As I’ve mentioned in other posts, our kids are in the midst of their first year at an IB (International Baccalaureate) School. One of the main tenets of their education philosophy is that children are “naturally inquisitive and will learn most effectively through inquiry driven curriculum”, so as a result, Zoel and Leeloo spend a good part of each day, you guessed it, inquiring. About what you may ask? Well, each grade has six pre-determined subjects into which they will inquire over 6-week sessions during the school year. For example, Leeloo who is in 2nd grade has tackled: Where in the World Are We? (a study and comparison of places and cultures around the world); The Arts (a look at different ways in which humans express themselves); Communities (research into how people work together to provide services and meet people’s needs); and she’s presently working on Buildings, a study about the design of structures and their impact on our life.

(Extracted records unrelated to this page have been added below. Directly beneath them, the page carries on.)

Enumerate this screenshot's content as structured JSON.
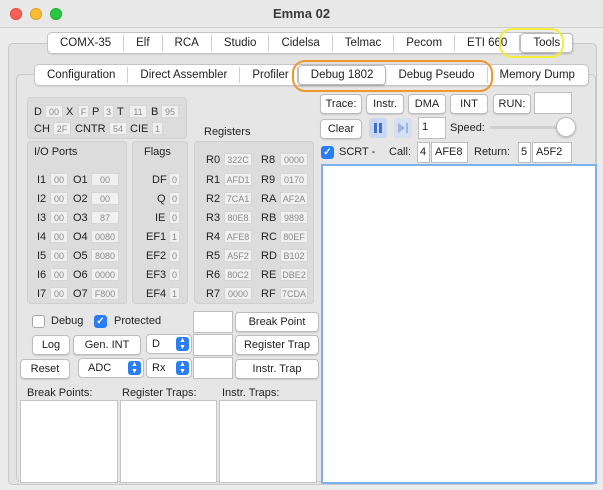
{
  "window": {
    "title": "Emma 02"
  },
  "main_tabs": [
    {
      "label": "COMX-35"
    },
    {
      "label": "Elf"
    },
    {
      "label": "RCA"
    },
    {
      "label": "Studio"
    },
    {
      "label": "Cidelsa"
    },
    {
      "label": "Telmac"
    },
    {
      "label": "Pecom"
    },
    {
      "label": "ETI 660"
    },
    {
      "label": "Tools"
    }
  ],
  "sub_tabs": [
    {
      "label": "Configuration"
    },
    {
      "label": "Direct Assembler"
    },
    {
      "label": "Profiler"
    },
    {
      "label": "Debug 1802"
    },
    {
      "label": "Debug Pseudo"
    },
    {
      "label": "Memory Dump"
    }
  ],
  "colors": {
    "tools_ring": "#f2ec3a",
    "debug_ring": "#f0962a",
    "accent": "#2a7ef5"
  },
  "status_regs": {
    "row1": [
      {
        "name": "D",
        "value": "00"
      },
      {
        "name": "X",
        "value": "F"
      },
      {
        "name": "P",
        "value": "3"
      },
      {
        "name": "T",
        "value": "11"
      },
      {
        "name": "B",
        "value": "95"
      }
    ],
    "row2": [
      {
        "name": "CH",
        "value": "2F"
      },
      {
        "name": "CNTR",
        "value": "54"
      },
      {
        "name": "CIE",
        "value": "1"
      }
    ]
  },
  "io_ports": {
    "title": "I/O Ports",
    "inputs": [
      {
        "name": "I1",
        "value": "00"
      },
      {
        "name": "I2",
        "value": "00"
      },
      {
        "name": "I3",
        "value": "00"
      },
      {
        "name": "I4",
        "value": "00"
      },
      {
        "name": "I5",
        "value": "00"
      },
      {
        "name": "I6",
        "value": "00"
      },
      {
        "name": "I7",
        "value": "00"
      }
    ],
    "outputs": [
      {
        "name": "O1",
        "value": "00"
      },
      {
        "name": "O2",
        "value": "00"
      },
      {
        "name": "O3",
        "value": "87"
      },
      {
        "name": "O4",
        "value": "0080"
      },
      {
        "name": "O5",
        "value": "8080"
      },
      {
        "name": "O6",
        "value": "0000"
      },
      {
        "name": "O7",
        "value": "F800"
      }
    ]
  },
  "flags": {
    "title": "Flags",
    "items": [
      {
        "name": "DF",
        "value": "0"
      },
      {
        "name": "Q",
        "value": "0"
      },
      {
        "name": "IE",
        "value": "0"
      },
      {
        "name": "EF1",
        "value": "1"
      },
      {
        "name": "EF2",
        "value": "0"
      },
      {
        "name": "EF3",
        "value": "0"
      },
      {
        "name": "EF4",
        "value": "1"
      }
    ]
  },
  "registers": {
    "title": "Registers",
    "left": [
      {
        "name": "R0",
        "value": "322C"
      },
      {
        "name": "R1",
        "value": "AFD1"
      },
      {
        "name": "R2",
        "value": "7CA1"
      },
      {
        "name": "R3",
        "value": "80E8"
      },
      {
        "name": "R4",
        "value": "AFE8"
      },
      {
        "name": "R5",
        "value": "A5F2"
      },
      {
        "name": "R6",
        "value": "80C2"
      },
      {
        "name": "R7",
        "value": "0000"
      }
    ],
    "right": [
      {
        "name": "R8",
        "value": "0000"
      },
      {
        "name": "R9",
        "value": "0170"
      },
      {
        "name": "RA",
        "value": "AF2A"
      },
      {
        "name": "RB",
        "value": "9898"
      },
      {
        "name": "RC",
        "value": "80EF"
      },
      {
        "name": "RD",
        "value": "B102"
      },
      {
        "name": "RE",
        "value": "DBE2"
      },
      {
        "name": "RF",
        "value": "7CDA"
      }
    ]
  },
  "controls": {
    "debug_label": "Debug",
    "protected_label": "Protected",
    "breakpoint_btn": "Break Point",
    "log_btn": "Log",
    "gen_int_btn": "Gen. INT",
    "reg_select": "D",
    "register_trap_btn": "Register Trap",
    "reset_btn": "Reset",
    "adc_select": "ADC",
    "rx_select": "Rx",
    "instr_trap_btn": "Instr. Trap"
  },
  "lists": {
    "breakpoints": "Break Points:",
    "register_traps": "Register Traps:",
    "instr_traps": "Instr. Traps:"
  },
  "trace": {
    "trace_btn": "Trace:",
    "instr_btn": "Instr.",
    "dma_btn": "DMA",
    "int_btn": "INT",
    "run_label": "RUN:",
    "clear_btn": "Clear",
    "step_value": "1",
    "speed_label": "Speed:",
    "scrt_label": "SCRT -",
    "call_label": "Call:",
    "call_reg": "4",
    "call_value": "AFE8",
    "return_label": "Return:",
    "return_reg": "5",
    "return_value": "A5F2"
  }
}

Zoel, who is in 5th grade, has been looking into: Body Systems (a study of the body systems and personal health); Migration (a look at historical and present day migration, its causes and effects, challenges and opportunities); Identity, (research into how people present themselves, the impact of cultural and societal norms, how identity changes over time); and he’s now working on Governmental Systems, how different systems work and their impact on people and institutions around the world. Last I checked, he had been named head of the 5th grade Communist party (Since my mom and I presented our family’s experience with Communism to the class in the Fall, I choose to think that this is his teacher’s way of having a little fun with me.)

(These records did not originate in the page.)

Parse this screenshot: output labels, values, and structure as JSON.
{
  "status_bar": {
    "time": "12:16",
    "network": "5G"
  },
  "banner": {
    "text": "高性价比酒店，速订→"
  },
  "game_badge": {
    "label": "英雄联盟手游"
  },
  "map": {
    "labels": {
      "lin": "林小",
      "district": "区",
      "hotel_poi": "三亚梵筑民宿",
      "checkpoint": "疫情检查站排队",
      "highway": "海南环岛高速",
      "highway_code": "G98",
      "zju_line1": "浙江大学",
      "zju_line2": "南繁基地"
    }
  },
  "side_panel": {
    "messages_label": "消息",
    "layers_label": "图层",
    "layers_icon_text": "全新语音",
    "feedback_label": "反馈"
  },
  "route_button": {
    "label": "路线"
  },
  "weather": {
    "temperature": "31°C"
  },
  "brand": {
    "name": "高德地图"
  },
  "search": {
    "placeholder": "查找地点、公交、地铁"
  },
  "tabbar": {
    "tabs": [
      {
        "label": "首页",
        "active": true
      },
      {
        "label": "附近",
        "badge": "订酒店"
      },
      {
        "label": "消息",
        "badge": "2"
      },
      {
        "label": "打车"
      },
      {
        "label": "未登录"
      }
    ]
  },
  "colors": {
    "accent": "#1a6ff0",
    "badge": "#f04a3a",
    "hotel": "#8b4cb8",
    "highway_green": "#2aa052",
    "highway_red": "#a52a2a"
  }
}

When they’re working on these units, there is a lot of discussion, expressing of opinions, research, student and expert presentations, and the creation of materials relevant to the topic, but there are not a lot of worksheets, quizzes or otherwise easily gradeable stuff. In fact, there are just two report cards per year, one in December and one at the end in June. The result is the loosey goosiest year of my kids education to date, and that may be why Noah’s new online progress reports (that Christine mentioned yesterday) with all their detailing of quizzes, modules, packets, and the like, initially seemed so appealing. From over here, a bastion of bureaucratic incompetency, it looks so magnificently efficient and organized. I’m sure the Italian and International parents at our school would oh and ah at it, marveling at the ingenuity and modernity of those Americans. But in the end, although I do so miss the efficacy of our culture, I’m still with Christine on this one. I don’t think I want to be able to dissect my kids’ world at that level (although I understand why it would be tempting with such a splendid spreadsheet at your fingertips!)

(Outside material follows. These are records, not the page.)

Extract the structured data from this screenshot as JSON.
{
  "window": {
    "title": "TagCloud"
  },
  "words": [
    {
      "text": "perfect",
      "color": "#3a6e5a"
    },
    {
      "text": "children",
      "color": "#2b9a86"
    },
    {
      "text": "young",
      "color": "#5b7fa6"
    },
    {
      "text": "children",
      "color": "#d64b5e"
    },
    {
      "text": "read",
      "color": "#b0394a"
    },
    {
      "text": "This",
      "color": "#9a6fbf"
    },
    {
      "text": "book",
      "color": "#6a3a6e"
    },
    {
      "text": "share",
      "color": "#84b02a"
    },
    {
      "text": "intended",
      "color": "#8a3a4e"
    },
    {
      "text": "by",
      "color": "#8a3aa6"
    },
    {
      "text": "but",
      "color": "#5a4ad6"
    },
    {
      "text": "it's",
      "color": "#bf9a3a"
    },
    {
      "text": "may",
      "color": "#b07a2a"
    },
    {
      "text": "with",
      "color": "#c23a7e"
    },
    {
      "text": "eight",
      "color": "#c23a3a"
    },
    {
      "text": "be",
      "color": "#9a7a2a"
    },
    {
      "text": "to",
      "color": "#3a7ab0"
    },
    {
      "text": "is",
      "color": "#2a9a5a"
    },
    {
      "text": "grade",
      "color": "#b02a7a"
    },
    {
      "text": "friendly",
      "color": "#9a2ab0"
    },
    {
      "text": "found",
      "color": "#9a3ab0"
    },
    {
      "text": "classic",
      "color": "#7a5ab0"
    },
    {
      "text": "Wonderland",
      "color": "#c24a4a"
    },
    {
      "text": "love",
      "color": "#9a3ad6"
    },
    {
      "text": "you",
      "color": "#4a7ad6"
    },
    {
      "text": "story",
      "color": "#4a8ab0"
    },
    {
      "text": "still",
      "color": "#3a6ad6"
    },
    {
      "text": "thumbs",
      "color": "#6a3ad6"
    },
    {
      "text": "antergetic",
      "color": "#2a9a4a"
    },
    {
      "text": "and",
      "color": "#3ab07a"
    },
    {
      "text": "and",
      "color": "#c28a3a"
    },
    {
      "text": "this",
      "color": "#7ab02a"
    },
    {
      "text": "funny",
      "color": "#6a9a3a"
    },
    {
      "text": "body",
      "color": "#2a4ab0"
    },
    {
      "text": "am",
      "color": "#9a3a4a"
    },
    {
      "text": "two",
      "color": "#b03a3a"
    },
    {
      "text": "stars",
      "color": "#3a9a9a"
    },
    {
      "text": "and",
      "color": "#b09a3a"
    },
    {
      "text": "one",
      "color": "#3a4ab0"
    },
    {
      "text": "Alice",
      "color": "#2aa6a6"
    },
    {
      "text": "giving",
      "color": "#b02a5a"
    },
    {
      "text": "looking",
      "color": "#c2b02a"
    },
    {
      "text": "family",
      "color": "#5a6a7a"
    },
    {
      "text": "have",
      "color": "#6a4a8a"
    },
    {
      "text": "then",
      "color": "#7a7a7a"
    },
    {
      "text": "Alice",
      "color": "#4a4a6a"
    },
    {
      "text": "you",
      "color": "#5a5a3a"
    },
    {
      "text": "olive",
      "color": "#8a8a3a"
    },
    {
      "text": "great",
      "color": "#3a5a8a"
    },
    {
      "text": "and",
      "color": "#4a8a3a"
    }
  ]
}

I’m uncomfortable with the Orwellian aspect of it, but I’m also wary of the backend that has to exist in order for this data monster to work. It requires input that can easily be expressed numerically, and I think by definition that means more things done via worksheets and packets that can be graded swiftly (How do teachers do this much grading and still have time for teaching?) Since a school day can only be so long, I suppose that means less taught in a more hands on way, with students researching and discussing their way through a new topic or a confounding problem, building and creating to understand subjects or  taking time to go down deadend roads only to be gently guided back by teachers or other knowledgeable folks. This more interactive way of teaching and assessing is definitely more subjective and would be very difficult to capture on a database.

This is not to say that our new school’s system is perfect. One negative of all this inquiring (and also of its international, multilingual nature) is that some basic skills in the areas of math, reading and writing can get lost in the mix, and because there are only two marking periods a year, it’s really up to the parents to be vigilant, even deciphering the grunts of a tired tween, so that they can wave a flag if they see their child has missed something. We’re lucky that both of our kids have come here with a very solid start in the basics (Thank you Garrison School!), so that they can take full advantage of the pool of knowledge and culture they get to dive into while inquiring. Perhaps because of that foundation, I can feel totally comfortable with nothing but their reactions to what they’ve done in school on a given day as my progress report. This week it’s been Leeloo’s glee at being able to present to her classmates her favorite building in the world, Prague’s Dancing House (Dad is appalled that she’s discovered and loves Frank Gehry, but these are the perils of autonomous research.) And for Zoel, the joy came from creating a propaganda campaign for his Communist party and winning the primary elections in the elementary school (Mom is appalled and has made a pact with son not to speak of this, ever, to his Cuban exile grandparents.) So far, we’re doing okay with limited information, and were thrilled they keep asking questions.

As part of the unit of inquiry having to do with communities, the 2nd graders wrote and perfomed a play about the different roles that people play in a community. Here Leeloo, the local obstetrician, helps deliver her friend Isabella’s baby, with a plastic knife no less!
Almost out!
Elementary school students watch the delivery! A riveting Friday morning assembly!